Exactly 5.5 years ago I made a decision that at the time felt impulsive, but that I now feel deep down in my soul was what I was supposed to do all along. I had finally opened up my eyes to the fact that drugs and alcohol were the guiding force in my life and that my deep unhappiness was intrinsically tied to that fact. I didn’t want to and I didn’t know how to, but I knew I had to quit drinking and using drugs. I always say this and it remains one of my truest statements - I am the last person on this Earth you would have imagined getting sober. I was the life of the party. Drinking and partying were the lifeblood of my existence and I truly never thought there was anything wrong with that. I couldn’t imagine my life without those things and why would I? Everyone drank. Everyone partied. And I thought those who didn’t were the weird ones.
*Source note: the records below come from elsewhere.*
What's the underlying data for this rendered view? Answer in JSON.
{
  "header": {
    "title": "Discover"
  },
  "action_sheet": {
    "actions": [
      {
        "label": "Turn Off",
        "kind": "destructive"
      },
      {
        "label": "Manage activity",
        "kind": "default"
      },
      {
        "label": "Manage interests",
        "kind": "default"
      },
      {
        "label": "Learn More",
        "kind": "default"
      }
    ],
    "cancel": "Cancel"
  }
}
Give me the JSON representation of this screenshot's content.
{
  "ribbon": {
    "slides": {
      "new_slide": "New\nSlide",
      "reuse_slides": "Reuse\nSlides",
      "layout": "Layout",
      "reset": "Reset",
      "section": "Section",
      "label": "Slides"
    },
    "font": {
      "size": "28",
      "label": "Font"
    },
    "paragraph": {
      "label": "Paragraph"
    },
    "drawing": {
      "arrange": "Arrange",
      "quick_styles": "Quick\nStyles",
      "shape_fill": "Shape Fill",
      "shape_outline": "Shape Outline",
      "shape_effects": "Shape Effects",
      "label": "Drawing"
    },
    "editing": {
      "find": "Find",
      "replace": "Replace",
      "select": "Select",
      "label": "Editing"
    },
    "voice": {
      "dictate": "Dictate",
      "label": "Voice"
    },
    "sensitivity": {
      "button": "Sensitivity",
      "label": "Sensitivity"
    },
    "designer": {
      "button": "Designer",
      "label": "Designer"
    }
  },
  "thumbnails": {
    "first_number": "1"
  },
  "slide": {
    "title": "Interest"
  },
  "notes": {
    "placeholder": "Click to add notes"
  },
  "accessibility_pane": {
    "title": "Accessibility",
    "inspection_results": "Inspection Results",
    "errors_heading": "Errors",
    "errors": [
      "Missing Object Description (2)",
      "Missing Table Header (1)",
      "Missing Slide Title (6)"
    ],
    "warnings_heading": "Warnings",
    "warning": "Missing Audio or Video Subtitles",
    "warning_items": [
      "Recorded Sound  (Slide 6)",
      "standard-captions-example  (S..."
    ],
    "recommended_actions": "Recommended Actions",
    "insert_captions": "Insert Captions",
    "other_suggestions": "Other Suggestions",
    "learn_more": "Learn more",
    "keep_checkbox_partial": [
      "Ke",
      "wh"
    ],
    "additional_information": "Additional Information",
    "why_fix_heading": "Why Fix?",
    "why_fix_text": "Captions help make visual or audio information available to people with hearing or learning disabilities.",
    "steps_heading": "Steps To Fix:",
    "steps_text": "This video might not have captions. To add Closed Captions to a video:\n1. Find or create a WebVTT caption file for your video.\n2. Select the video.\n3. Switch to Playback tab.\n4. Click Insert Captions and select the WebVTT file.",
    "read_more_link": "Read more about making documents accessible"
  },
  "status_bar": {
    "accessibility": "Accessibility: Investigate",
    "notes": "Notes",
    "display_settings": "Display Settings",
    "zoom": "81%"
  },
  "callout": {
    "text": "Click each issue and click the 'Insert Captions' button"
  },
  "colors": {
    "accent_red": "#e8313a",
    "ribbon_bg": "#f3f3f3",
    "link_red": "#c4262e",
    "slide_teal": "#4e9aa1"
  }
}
I pictured my life one of two ways. One, a suburban housewife with an office job who hosted parties on the weekends, went to happy hours, and celebrated turning 40 with dirty martinis, or two, a vagabond who traveled the world, working odd jobs and getting fucked up in new nightclubs every day. These didn’t seem like bad plans, but when I got sober my plans changed. My life changed.
Suddenly I was living life as a sober person with a new career path, a newfound love for writing, and a blog that people liked reading. I emerged as someone new. Just like my entire life, nothing had gone as planned. I embraced my new path. Sobriety has made my life infinitely better. This year was the year I achieved a childhood dream of mine, earning a book deal, a progression in my writing career and something my followers have been asking me about for years. Once again the universe had other plans for me.
This year I had a plan for my life, not a concrete plan, but an outline and a vision of how I thought it would go. My husband and I decided to sacrifice some financial stability when he went into the fire academy in 2017 and entered the grueling process of applying for firefighter jobs here in Southwest Florida. And I made the choice to work several part time jobs this year to make writing my book my top priority. My publisher wanted to see my book published by January 2019 and finished by September/October of this year. It was a hard deadline to make, but I wanted to make it happen. I wanted this for myself and my writing and my story. I cut a lot of things out of my life to execute this dream. I said no to many financial and career opportunities thinking it was the best choice because my book was number one.
On Sunday I learned that just like during my addiction, in sobriety nothing goes as planned either. I learned that just as quickly as you achieve one of your lifelong goals, it can also be taken from you in an instant. Late Sunday night I received an email from my publisher Passageway Press saying that they will soon be closing their doors and they can no longer release my book as planned. They can’t sustain staying open as a small business, so my book deal is no more. Poof. Gone. Obviously, I am completely heartbroken, disappointed, and angry. I’ve spent a lot of time crying and asking why.
I feel like I’ve lost a lot of time and opportunities to make money and do other things this year. I also feel like a dream and vision of mine has been crushed. On the flip side I know my time spent hasn’t been in vain. I’ve written 10 of 14 chapters of my memoir and now I have the ability to sell my book to a different publisher for a higher amount of money and a better deal. I also have the opportunity to find a publisher that has the financial stability and resources to spend time on making my book the best book it can be.
I know I have been largely absent from my writing this year, due in large part to my book. I feel sad that won’t pay off in the next few months like I thought it would, but I don’t plan on giving up. I know this book will be published, but how that will happen remains to be seen. I’ve been trying to take care of myself during this awful blow and I appreciate the continued support from my community.
What do you do when nothing goes as planned? You keep showing up, even when it’s hard, even when it hurts, even when you’re 33 and you feel like your life and career path just came crashing down overnight and you’re not sure where it’s going to go. You embrace uncertainty because you have to.